A própria Antartica, objeto de estudos de cientistas dos principais países do mundo, inclusive em termos de como preservá-la, já está sofrendo por causa da sujeira ali deixada pelos pesquisadores. Hoje, acumulam-se na região cerca de mil toneladas de lixo. O curioso é que as equipes dos Estados Unidos e da Rússia são as maiores responsáveis pelo lixo ali abandonado.  

A Antartica atualmente é administrada por 43 países. Acordos internacionais a defendem da ocupação humana até o ano 2041. Até essa data, somente missões científicas poderão instalar-se no local, assim mesmo por período limitado. Tais dispositivos, porém, não são suficientes para livrar a Antartica da poluição provocada pelo lixo abandonado.  

O pior desse contexto, no entanto, é o fato de que a grande maioria das pessoas não vê o lixo como um problema pessoal ou da comunidade. A questão é vista como um problema unicamente das prefeituras, do poder público, ao qual cabe a tarefa de removê-lo e dar-lhe o destino possível.  

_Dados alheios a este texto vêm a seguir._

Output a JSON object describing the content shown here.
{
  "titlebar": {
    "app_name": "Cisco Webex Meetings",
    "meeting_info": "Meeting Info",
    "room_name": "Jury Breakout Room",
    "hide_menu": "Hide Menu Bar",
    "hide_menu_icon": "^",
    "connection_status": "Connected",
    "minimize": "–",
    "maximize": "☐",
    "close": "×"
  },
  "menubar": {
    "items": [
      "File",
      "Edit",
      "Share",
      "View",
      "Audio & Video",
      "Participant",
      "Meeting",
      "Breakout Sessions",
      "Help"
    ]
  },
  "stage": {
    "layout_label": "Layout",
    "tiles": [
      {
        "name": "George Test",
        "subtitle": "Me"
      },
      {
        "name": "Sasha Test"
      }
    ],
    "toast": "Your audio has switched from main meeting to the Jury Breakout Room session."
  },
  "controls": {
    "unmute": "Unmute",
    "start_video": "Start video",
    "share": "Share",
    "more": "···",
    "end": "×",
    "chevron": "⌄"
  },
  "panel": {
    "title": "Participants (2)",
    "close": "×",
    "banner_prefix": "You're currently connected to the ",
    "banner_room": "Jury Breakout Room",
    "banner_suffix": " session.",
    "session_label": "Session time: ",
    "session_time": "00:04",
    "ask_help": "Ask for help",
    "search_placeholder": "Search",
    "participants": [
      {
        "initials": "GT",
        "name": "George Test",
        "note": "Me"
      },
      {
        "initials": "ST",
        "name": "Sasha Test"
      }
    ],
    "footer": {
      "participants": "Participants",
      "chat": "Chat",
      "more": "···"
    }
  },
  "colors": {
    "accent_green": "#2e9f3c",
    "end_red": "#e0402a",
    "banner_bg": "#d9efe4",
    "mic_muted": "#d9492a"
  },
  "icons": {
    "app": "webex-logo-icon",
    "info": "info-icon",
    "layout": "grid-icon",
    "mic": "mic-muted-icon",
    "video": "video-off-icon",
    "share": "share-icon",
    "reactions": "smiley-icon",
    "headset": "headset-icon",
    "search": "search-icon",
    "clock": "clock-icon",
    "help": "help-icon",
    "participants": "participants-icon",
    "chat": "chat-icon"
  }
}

Aliando a atitude da população e a lenta evolução da atividade governamental no tratamento legislativo e executivo da problemática, o Brasil e a América Latina chegaram ao ano 2000, sem terem cumprido e sem condições de cumprir, as metas estabelecidas na Agenda 21 da Eco-92, no que diz respeito ao tratamento e à disposição do lixo urbano. Pela Agenda 21, os Países da América Latina e do Caribe deveriam entrar no ano 2000 munidos de um sistema de normas e de monitoramento. Não foi o que aconteceu, exceto, talvez, segundo avaliação de especialistas da Organização das Nações Unidas – ONU, o Chile, o México, Cuba e , no Brasil, os Estados do Rio de Janeiro e São Paulo, apesar das deficiências que ainda persistentes.  

Urge executar, urge caminhar depressa no tratamento dessa questão. A tecnologia está disponível, embora cara em determinados níveis, seja para reciclagem dos produtos descartados, seja para produção alternativa como é o caso do bioplástico, fabricado com matéria-prima renovável, cuja decomposição requer período de tempo muito mais curto.  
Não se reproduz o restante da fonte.